Don’t get me wrong.  We must will to the extent of our ability, but I believe we are limited by our birth, our conditioning, perhaps even our talent.  The goal is to make the most of the options we have (sanctification) while trusting God to redeem the situation (justification).

It is not enough to not will sin.  We must will the good.  Jesus admonitions in Matthew 5 are about the options we have to overcome the default selfishness to which we are prone by evolution, the default ignorance to which we are prone by circumstance.  Sin happens when we’re not paying attention to others and to relationships.  Salvation is not about a one time reset done by God;  it’s all about our continually willing the good, nurturing relationships with God and one another, allowing God to redeem us.  That’s not a single act of will, it is a state of being, it is character.

As long as we believe in a totally free will, we cannot reconcile neurology with sin.  We must either choose neurological determinism – brains cause actions; or pretend – against all evidence – that our bodies do not affect our choices.  If, instead, we recognize that sin is a state of brokenness, into which we may fall through apathy as well as intention, then we can speak of the best choices made by a will under constraint.  Neurology again becomes a friend of ethics and theology.
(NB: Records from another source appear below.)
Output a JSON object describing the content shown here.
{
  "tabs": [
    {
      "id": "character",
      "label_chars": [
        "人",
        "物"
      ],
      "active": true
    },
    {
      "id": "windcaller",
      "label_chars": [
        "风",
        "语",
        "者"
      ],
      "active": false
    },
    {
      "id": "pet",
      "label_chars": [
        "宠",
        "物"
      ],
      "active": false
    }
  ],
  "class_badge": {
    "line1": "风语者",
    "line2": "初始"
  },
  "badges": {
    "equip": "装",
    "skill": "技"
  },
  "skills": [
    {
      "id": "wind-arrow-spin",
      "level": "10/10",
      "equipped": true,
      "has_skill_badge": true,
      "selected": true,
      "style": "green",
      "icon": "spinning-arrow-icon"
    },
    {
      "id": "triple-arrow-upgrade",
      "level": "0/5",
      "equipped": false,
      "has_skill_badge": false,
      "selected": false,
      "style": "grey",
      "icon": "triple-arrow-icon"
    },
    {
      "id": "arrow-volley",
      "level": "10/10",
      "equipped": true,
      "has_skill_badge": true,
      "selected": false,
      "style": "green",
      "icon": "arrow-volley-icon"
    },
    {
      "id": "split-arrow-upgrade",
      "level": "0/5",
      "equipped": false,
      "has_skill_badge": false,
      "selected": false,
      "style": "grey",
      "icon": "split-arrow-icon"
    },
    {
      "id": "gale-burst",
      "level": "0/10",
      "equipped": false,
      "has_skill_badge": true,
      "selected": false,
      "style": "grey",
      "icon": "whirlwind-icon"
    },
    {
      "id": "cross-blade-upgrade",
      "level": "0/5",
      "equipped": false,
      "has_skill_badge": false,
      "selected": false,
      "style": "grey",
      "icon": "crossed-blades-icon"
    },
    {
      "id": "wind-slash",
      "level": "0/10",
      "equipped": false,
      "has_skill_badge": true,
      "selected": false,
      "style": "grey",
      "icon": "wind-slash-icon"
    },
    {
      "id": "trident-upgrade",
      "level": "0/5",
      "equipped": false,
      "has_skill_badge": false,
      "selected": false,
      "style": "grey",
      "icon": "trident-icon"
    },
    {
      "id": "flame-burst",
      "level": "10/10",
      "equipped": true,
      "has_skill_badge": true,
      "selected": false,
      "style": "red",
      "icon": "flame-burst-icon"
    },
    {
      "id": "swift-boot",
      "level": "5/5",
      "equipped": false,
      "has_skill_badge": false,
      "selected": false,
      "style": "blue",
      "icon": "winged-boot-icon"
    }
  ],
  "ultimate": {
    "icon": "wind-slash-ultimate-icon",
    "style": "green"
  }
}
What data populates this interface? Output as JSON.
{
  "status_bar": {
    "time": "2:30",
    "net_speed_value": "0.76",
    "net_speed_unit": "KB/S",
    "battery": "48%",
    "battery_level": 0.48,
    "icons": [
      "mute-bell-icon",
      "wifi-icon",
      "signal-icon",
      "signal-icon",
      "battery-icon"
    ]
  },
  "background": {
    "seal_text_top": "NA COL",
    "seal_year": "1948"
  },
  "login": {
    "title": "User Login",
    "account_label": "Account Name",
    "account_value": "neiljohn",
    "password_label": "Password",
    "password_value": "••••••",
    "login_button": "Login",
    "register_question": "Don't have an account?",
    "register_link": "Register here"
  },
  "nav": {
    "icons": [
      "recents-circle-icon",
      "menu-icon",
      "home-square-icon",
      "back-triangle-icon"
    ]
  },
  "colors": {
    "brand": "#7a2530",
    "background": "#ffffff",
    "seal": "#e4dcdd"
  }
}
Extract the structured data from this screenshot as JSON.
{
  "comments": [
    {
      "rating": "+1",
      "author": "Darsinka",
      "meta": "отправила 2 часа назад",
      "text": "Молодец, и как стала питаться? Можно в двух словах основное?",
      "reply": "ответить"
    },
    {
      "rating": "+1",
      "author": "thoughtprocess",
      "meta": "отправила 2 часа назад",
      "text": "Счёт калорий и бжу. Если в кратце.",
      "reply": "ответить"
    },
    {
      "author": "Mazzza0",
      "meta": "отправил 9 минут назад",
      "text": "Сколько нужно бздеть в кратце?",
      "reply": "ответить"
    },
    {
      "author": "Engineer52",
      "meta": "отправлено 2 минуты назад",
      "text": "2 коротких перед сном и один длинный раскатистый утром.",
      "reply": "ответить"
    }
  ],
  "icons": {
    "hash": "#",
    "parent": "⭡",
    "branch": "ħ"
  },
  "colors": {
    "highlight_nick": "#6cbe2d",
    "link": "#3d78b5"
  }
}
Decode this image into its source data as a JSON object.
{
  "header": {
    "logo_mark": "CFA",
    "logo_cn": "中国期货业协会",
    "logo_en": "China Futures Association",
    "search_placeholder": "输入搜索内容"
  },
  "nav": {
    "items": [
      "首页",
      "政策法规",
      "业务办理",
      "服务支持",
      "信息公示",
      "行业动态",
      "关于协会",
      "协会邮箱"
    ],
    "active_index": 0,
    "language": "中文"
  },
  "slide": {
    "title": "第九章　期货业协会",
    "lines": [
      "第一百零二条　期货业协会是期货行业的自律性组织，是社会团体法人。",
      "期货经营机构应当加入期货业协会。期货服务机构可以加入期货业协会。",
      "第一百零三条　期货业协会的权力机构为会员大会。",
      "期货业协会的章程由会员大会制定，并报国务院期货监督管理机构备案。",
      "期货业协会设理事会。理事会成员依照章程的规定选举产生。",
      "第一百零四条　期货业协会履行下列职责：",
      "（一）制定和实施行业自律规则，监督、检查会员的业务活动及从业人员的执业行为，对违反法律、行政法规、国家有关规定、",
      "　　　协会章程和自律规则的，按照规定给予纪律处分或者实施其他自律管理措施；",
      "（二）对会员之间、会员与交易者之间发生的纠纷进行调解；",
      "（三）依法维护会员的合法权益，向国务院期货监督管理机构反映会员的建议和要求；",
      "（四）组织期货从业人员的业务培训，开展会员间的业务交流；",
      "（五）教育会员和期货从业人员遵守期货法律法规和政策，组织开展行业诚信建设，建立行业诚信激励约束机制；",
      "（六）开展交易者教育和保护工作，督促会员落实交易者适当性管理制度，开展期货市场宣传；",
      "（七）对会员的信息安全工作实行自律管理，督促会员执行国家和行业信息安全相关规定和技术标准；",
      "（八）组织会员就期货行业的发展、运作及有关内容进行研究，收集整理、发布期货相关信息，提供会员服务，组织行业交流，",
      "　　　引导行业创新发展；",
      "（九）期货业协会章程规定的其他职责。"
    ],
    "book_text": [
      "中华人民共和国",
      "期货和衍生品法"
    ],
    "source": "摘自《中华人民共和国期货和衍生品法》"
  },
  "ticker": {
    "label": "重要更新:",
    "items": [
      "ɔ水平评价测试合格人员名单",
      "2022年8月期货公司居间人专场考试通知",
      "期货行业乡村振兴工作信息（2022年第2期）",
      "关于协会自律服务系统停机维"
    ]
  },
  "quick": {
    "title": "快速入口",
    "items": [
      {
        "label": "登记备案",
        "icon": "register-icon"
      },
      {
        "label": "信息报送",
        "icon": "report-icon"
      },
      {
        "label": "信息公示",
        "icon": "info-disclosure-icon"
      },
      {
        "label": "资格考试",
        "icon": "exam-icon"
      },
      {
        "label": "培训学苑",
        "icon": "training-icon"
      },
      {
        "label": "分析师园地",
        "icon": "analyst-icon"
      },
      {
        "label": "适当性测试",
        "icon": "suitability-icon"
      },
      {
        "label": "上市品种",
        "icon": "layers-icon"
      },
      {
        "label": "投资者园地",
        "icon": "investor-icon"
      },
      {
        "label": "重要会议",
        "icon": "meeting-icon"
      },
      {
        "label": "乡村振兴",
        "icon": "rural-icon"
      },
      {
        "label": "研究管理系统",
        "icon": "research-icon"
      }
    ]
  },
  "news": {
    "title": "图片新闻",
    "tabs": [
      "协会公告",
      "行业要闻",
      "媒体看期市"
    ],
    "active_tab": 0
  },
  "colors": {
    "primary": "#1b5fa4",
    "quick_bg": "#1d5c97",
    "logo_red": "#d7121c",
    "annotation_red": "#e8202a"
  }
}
So I would encourage you to think of your will as a positive thing, as a way to avoid the pitfalls of simple existence, as an opportunity to build the kingdom of God.  What is sin?  A broken relationship – or to further break a relationship.  How does it relate to will?  We may either break fellowship or allow it to dissolve through neglect.  What to do about it?  Will the good – not the single good, the single path from which all movement is deviation, but the many and infinite goods God allows us to explore.  No relationship is the default.  There is a single emptiness, where you and I are completely unconnected. There are so many glorious and varied bridges we might build.  That’s what the will is for.  That’s why I think the will is good.